Posted by Philippe Denis
9 August 2015 - 4:56pm

Dans le cadre des préoccupations qui animent le quotidien du chercheur, se dresse inéluctablement celle de l’emploi des sources, visuelles et écrites. Que dévoilent-elles, quels propos ou vision soutiennent-elles? L’érudit doit-il prioriser les sources premières, Mémoires ou Souvenirs des contemporains de l’époque qu’il étudie? Les ouvrages de référence, puisque issus de travaux savants, sont-ils au-dessus de tout soupçon partisan, contrairement à d’autres genres littéraires?

C’est à ces interrogations que nous attarderons par le biais des enjeux que ces sources ont sur notre recherche doctorale et professionnelle, où nous nous intéressons aux prémices du système contemporain de la mode au milieu du XIXe siècle, à la compréhension et à la promotion de son patrimoine.
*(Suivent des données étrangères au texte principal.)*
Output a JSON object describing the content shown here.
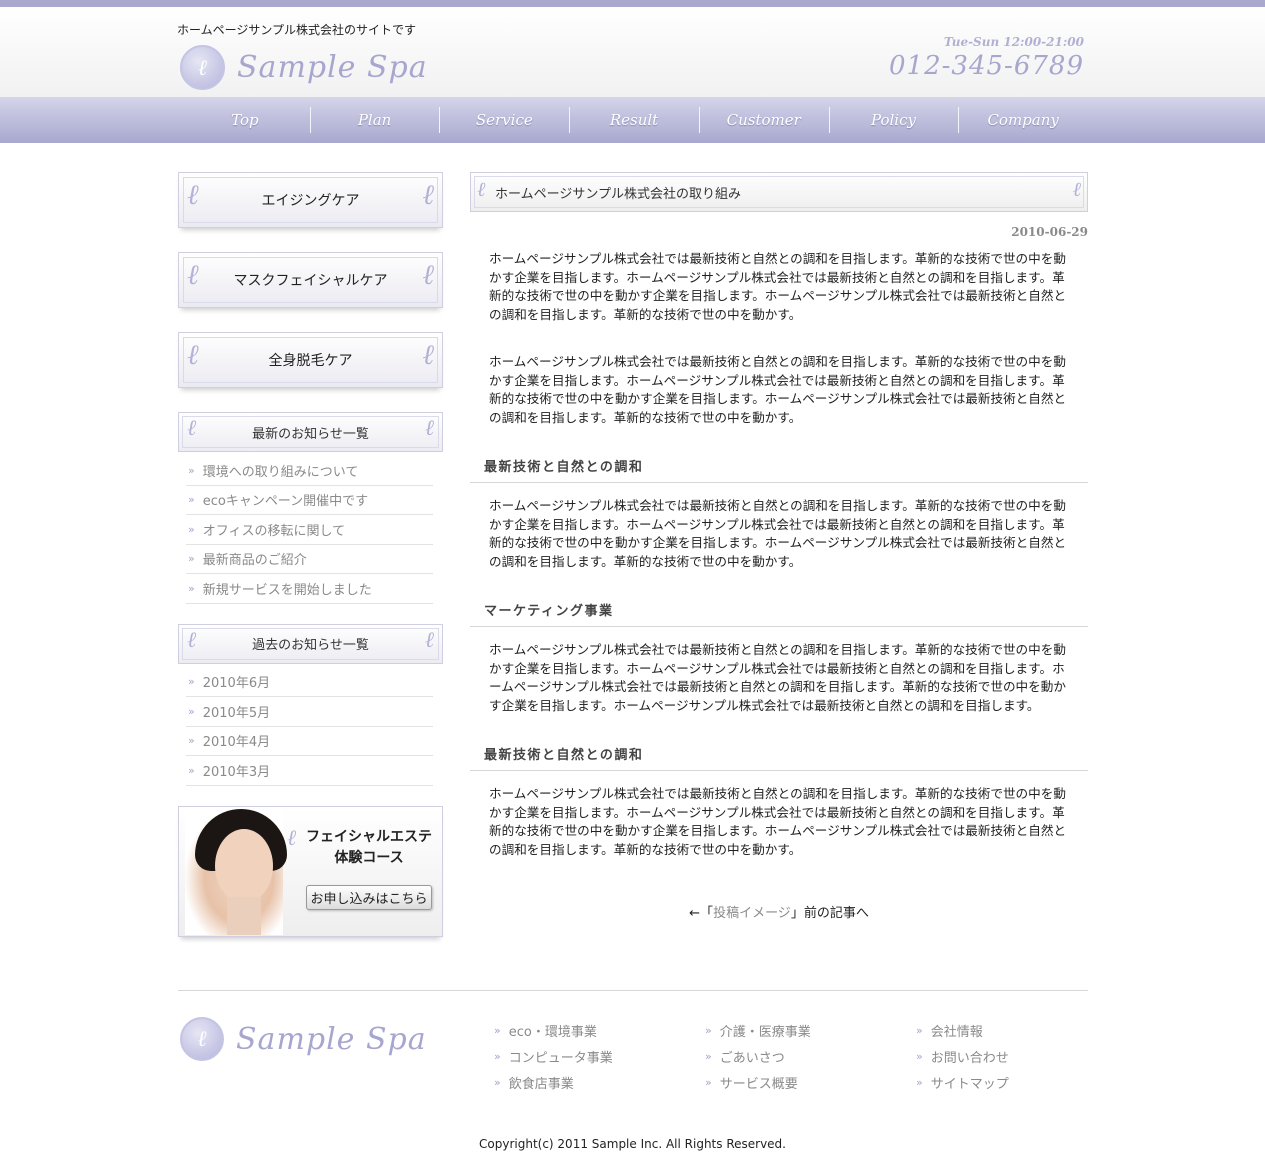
{
  "header": {
    "tagline": "ホームページサンプル株式会社のサイトです",
    "logo_text": "Sample Spa",
    "hours": "Tue-Sun 12:00-21:00",
    "phone": "012-345-6789"
  },
  "nav": [
    "Top",
    "Plan",
    "Service",
    "Result",
    "Customer",
    "Policy",
    "Company"
  ],
  "sidebar": {
    "buttons": [
      "エイジングケア",
      "マスクフェイシャルケア",
      "全身脱毛ケア"
    ],
    "latest_heading": "最新のお知らせ一覧",
    "latest": [
      "環境への取り組みについて",
      "ecoキャンペーン開催中です",
      "オフィスの移転に関して",
      "最新商品のご紹介",
      "新規サービスを開始しました"
    ],
    "past_heading": "過去のお知らせ一覧",
    "past": [
      "2010年6月",
      "2010年5月",
      "2010年4月",
      "2010年3月"
    ],
    "banner": {
      "title_line1": "フェイシャルエステ",
      "title_line2": "体験コース",
      "button": "お申し込みはこちら"
    }
  },
  "main": {
    "heading": "ホームページサンプル株式会社の取り組み",
    "date": "2010-06-29",
    "p1": "ホームページサンプル株式会社では最新技術と自然との調和を目指します。革新的な技術で世の中を動かす企業を目指します。ホームページサンプル株式会社では最新技術と自然との調和を目指します。革新的な技術で世の中を動かす企業を目指します。ホームページサンプル株式会社では最新技術と自然との調和を目指します。革新的な技術で世の中を動かす。",
    "p2": "ホームページサンプル株式会社では最新技術と自然との調和を目指します。革新的な技術で世の中を動かす企業を目指します。ホームページサンプル株式会社では最新技術と自然との調和を目指します。革新的な技術で世の中を動かす企業を目指します。ホームページサンプル株式会社では最新技術と自然との調和を目指します。革新的な技術で世の中を動かす。",
    "sec1_title": "最新技術と自然との調和",
    "sec1_text": "ホームページサンプル株式会社では最新技術と自然との調和を目指します。革新的な技術で世の中を動かす企業を目指します。ホームページサンプル株式会社では最新技術と自然との調和を目指します。革新的な技術で世の中を動かす企業を目指します。ホームページサンプル株式会社では最新技術と自然との調和を目指します。革新的な技術で世の中を動かす。",
    "sec2_title": "マーケティング事業",
    "sec2_text": "ホームページサンプル株式会社では最新技術と自然との調和を目指します。革新的な技術で世の中を動かす企業を目指します。ホームページサンプル株式会社では最新技術と自然との調和を目指します。ホームページサンプル株式会社では最新技術と自然との調和を目指します。革新的な技術で世の中を動かす企業を目指します。ホームページサンプル株式会社では最新技術と自然との調和を目指します。",
    "sec3_title": "最新技術と自然との調和",
    "sec3_text": "ホームページサンプル株式会社では最新技術と自然との調和を目指します。革新的な技術で世の中を動かす企業を目指します。ホームページサンプル株式会社では最新技術と自然との調和を目指します。革新的な技術で世の中を動かす企業を目指します。ホームページサンプル株式会社では最新技術と自然との調和を目指します。革新的な技術で世の中を動かす。",
    "prev_arrow": "←「",
    "prev_link": "投稿イメージ",
    "prev_suffix": "」前の記事へ"
  },
  "footer": {
    "logo_text": "Sample Spa",
    "col1": [
      "eco・環境事業",
      "コンピュータ事業",
      "飲食店事業"
    ],
    "col2": [
      "介護・医療事業",
      "ごあいさつ",
      "サービス概要"
    ],
    "col3": [
      "会社情報",
      "お問い合わせ",
      "サイトマップ"
    ],
    "copyright": "Copyright(c) 2011 Sample Inc. All Rights Reserved."
  },
  "icons": {
    "chevron": "»",
    "ornament": "ℓ"
  },
  "colors": {
    "accent": "#a8a8cf",
    "link_gray": "#8a8a8a"
  }
}
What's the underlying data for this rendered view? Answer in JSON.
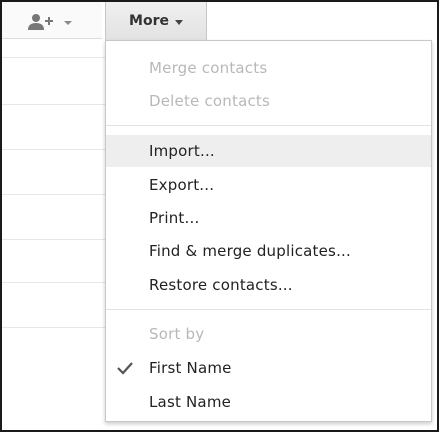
{
  "toolbar": {
    "add_contact_icon": "add-person-icon",
    "more_label": "More"
  },
  "menu": {
    "group1": [
      {
        "label": "Merge contacts",
        "disabled": true
      },
      {
        "label": "Delete contacts",
        "disabled": true
      }
    ],
    "group2": [
      {
        "label": "Import...",
        "highlighted": true
      },
      {
        "label": "Export..."
      },
      {
        "label": "Print..."
      },
      {
        "label": "Find & merge duplicates..."
      },
      {
        "label": "Restore contacts..."
      }
    ],
    "sort_header": "Sort by",
    "sort_options": [
      {
        "label": "First Name",
        "checked": true
      },
      {
        "label": "Last Name",
        "checked": false
      }
    ]
  },
  "colors": {
    "disabled_text": "#b8b8b8",
    "highlight_bg": "#eeeeee",
    "check_color": "#555555"
  }
}
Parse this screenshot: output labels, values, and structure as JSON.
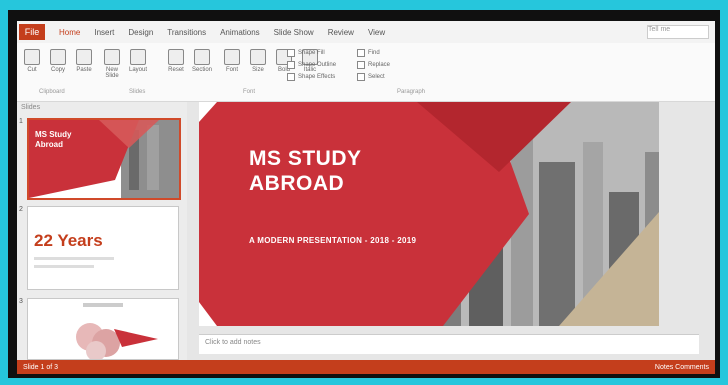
{
  "window": {
    "file_tab": "File",
    "tabs": [
      "Home",
      "Insert",
      "Design",
      "Transitions",
      "Animations",
      "Slide Show",
      "Review",
      "View"
    ],
    "search_placeholder": "Tell me"
  },
  "ribbon": {
    "buttons": [
      "Cut",
      "Copy",
      "Paste",
      "New Slide",
      "Layout",
      "Reset",
      "Section",
      "Font",
      "Size",
      "Bold",
      "Italic"
    ],
    "groups": [
      "Clipboard",
      "Slides",
      "Font",
      "Paragraph"
    ],
    "options": [
      "Shape Fill",
      "Shape Outline",
      "Shape Effects",
      "Find",
      "Replace",
      "Select"
    ]
  },
  "thumbnails": {
    "pane_title": "Slides",
    "slide1": {
      "num": "1",
      "title": "MS Study Abroad"
    },
    "slide2": {
      "num": "2",
      "title": "22 Years"
    },
    "slide3": {
      "num": "3"
    }
  },
  "slide": {
    "title_line1": "MS STUDY",
    "title_line2": "ABROAD",
    "subtitle": "A MODERN PRESENTATION - 2018 - 2019"
  },
  "notes_placeholder": "Click to add notes",
  "status": {
    "left": "Slide 1 of 3",
    "right": "Notes   Comments"
  },
  "colors": {
    "accent": "#c43e1c",
    "slide_red": "#c9313a",
    "frame": "#26c6dc"
  }
}
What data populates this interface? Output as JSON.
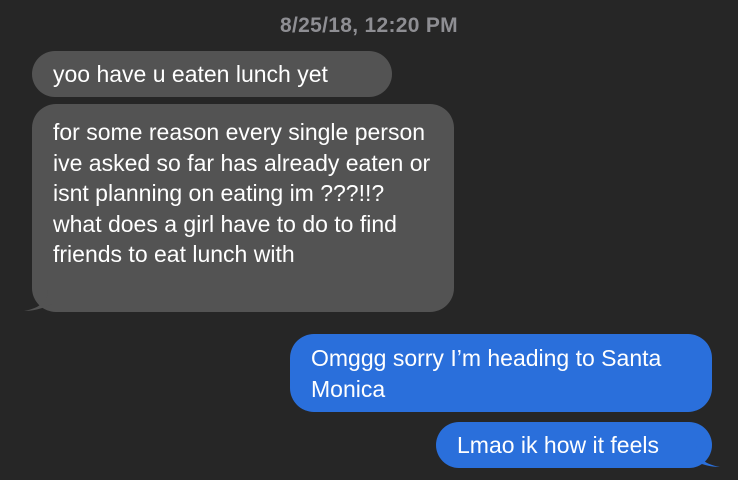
{
  "conversation": {
    "timestamp": "8/25/18, 12:20 PM",
    "messages": [
      {
        "direction": "incoming",
        "text": "yoo have u eaten lunch yet"
      },
      {
        "direction": "incoming",
        "text": "for some reason every single person ive asked so far has already eaten or isnt planning on eating im ???!!? what does a girl have to do to find friends to eat lunch with"
      },
      {
        "direction": "outgoing",
        "text": "Omggg sorry I’m heading to Santa Monica"
      },
      {
        "direction": "outgoing",
        "text": "Lmao ik how it feels"
      }
    ]
  },
  "colors": {
    "background": "#262626",
    "incoming_bubble": "#535353",
    "outgoing_bubble": "#2a6fdb",
    "timestamp_text": "#8e8e93"
  }
}
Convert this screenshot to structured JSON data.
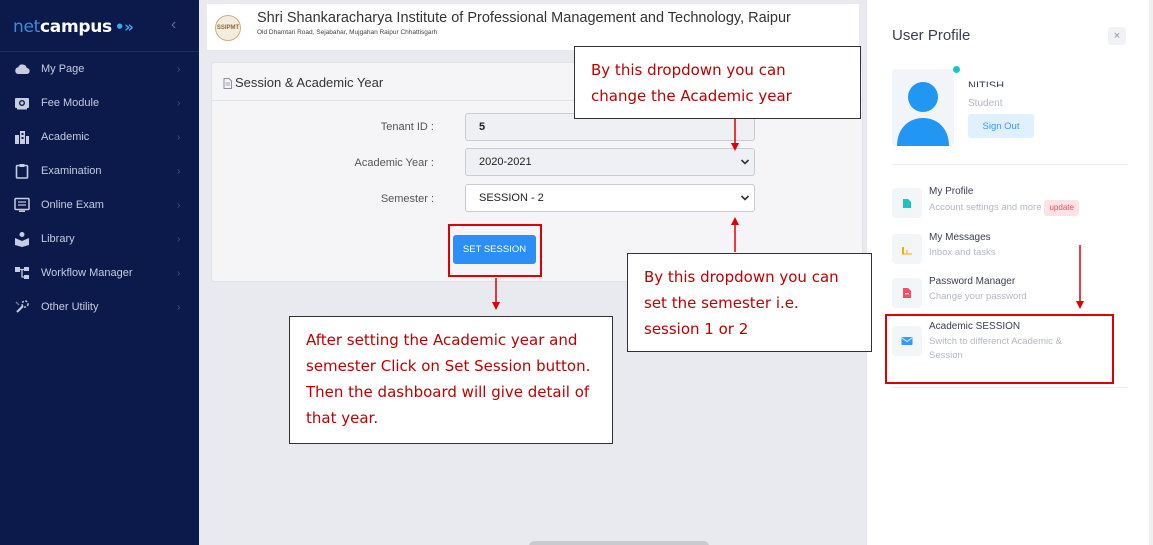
{
  "sidebar": {
    "brand_part1": "net",
    "brand_part2": "campus",
    "brand_mark": "•»",
    "collapse_icon": "chevrons-left-icon",
    "items": [
      {
        "label": "My Page",
        "icon": "cloud-icon"
      },
      {
        "label": "Fee Module",
        "icon": "camera-icon"
      },
      {
        "label": "Academic",
        "icon": "building-icon"
      },
      {
        "label": "Examination",
        "icon": "clipboard-icon"
      },
      {
        "label": "Online Exam",
        "icon": "monitor-icon"
      },
      {
        "label": "Library",
        "icon": "reader-icon"
      },
      {
        "label": "Workflow Manager",
        "icon": "workflow-icon"
      },
      {
        "label": "Other Utility",
        "icon": "tools-icon"
      }
    ]
  },
  "header": {
    "logo_text": "SSIPMT",
    "institute_name": "Shri Shankaracharya Institute of Professional Management and Technology, Raipur",
    "institute_address": "Old Dhamtari Road, Sejabahar, Mujgahan Raipur Chhattisgarh"
  },
  "session_card": {
    "title": "Session & Academic Year",
    "tenant_label": "Tenant ID :",
    "tenant_value": "5",
    "year_label": "Academic Year :",
    "year_value": "2020-2021",
    "semester_label": "Semester :",
    "semester_value": "SESSION - 2",
    "button_label": "SET SESSION"
  },
  "panel": {
    "title": "User Profile",
    "close": "×",
    "user_name": "NITISH",
    "user_role": "Student",
    "signout_label": "Sign Out",
    "items": [
      {
        "title": "My Profile",
        "subtitle": "Account settings and more",
        "badge": "update",
        "icon": "profile-icon",
        "color": "#1bc5bd"
      },
      {
        "title": "My Messages",
        "subtitle": "Inbox and tasks",
        "icon": "chart-icon",
        "color": "#ffa800"
      },
      {
        "title": "Password Manager",
        "subtitle": "Change your password",
        "icon": "password-icon",
        "color": "#f64e60"
      },
      {
        "title": "Academic SESSION",
        "subtitle": "Switch to differenct Academic & Session",
        "icon": "mail-icon",
        "color": "#3699ff"
      }
    ]
  },
  "annotations": {
    "year_callout": "By this dropdown you can change the Academic year",
    "semester_callout": "By this dropdown you can set the semester i.e. session 1 or 2",
    "button_callout": "After setting the Academic year and semester Click on Set Session button. Then the dashboard will give detail of that year."
  },
  "colors": {
    "sidebar_bg": "#0b1a4a",
    "primary": "#2c8ef7",
    "annotation_red": "#c00000"
  }
}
Présentée en deux parties, notre réflexion bien qu’embryonnaire, portera sur certains faits que nous considérons actuellement lors de nos observations (journaux illustrés, photographies, …) et consultations (romans, ouvrages de référence, …). Afin, d’alléger le propos et lui retirer un aspect trop méthodologique, nous avons pris néanmoins le parti de concentrer nos efforts sur deux exemples, les journaux illustrés et les romans.

Les sources visuelles, l’exemple des journaux illustrés

Si une majorité d’historiens de la mode s’accordent pour identifier l’ouverture de la maison Worth & Bobergh, durant l’hiver 1857-58, comme l’origine du système contemporain de la mode, ce qu’affirment l’instauration de la Chambre syndicale de la couture et de la confection pour dames et fillettes, puis l’apparition de la mention « couturier » dans le bottin du commerce, en 1868 et 1884 respectivement, est-ce que les modèles publiés de la jeune maison de nouveautés et ceux des autres, dans les périodiques reflètent la réalité quotidienne? En regardant le nombre imposant de publications actuelles, papier et numérique, il n’est pas anodin de préciser que cette interrogation nous pouvons l’appliquer à notre contemporanéité. Ainsi, bien que considérant l’affirmation de l’historien Philippe Roche, quant à la diffusion dans l’ensemble de la société française, d’un sous-vêtement emblématique, « […] durant le règne des crinolines, toutes ces robes du terroir si « typiques » se voient pourvues d’un nouveau développement en largeur», il est probable que la réponse soit négative. Comme l’expose l’historienne du costume Françoise Tétart-Vittu, lors de l’exposition temporaire Au paradis des dames : nouveautés, modes et confections, 1810-1870, en 1992, la sélection et la publication dans certains journaux de mode illustrés ou d’informations générale et mondaine correspondaient à la clientèle recherchée par Charles Frederick Worth (1825-1895), ce qui explique que les périodiques plus traditionnels n’aient pas référé au travail de ce dernier.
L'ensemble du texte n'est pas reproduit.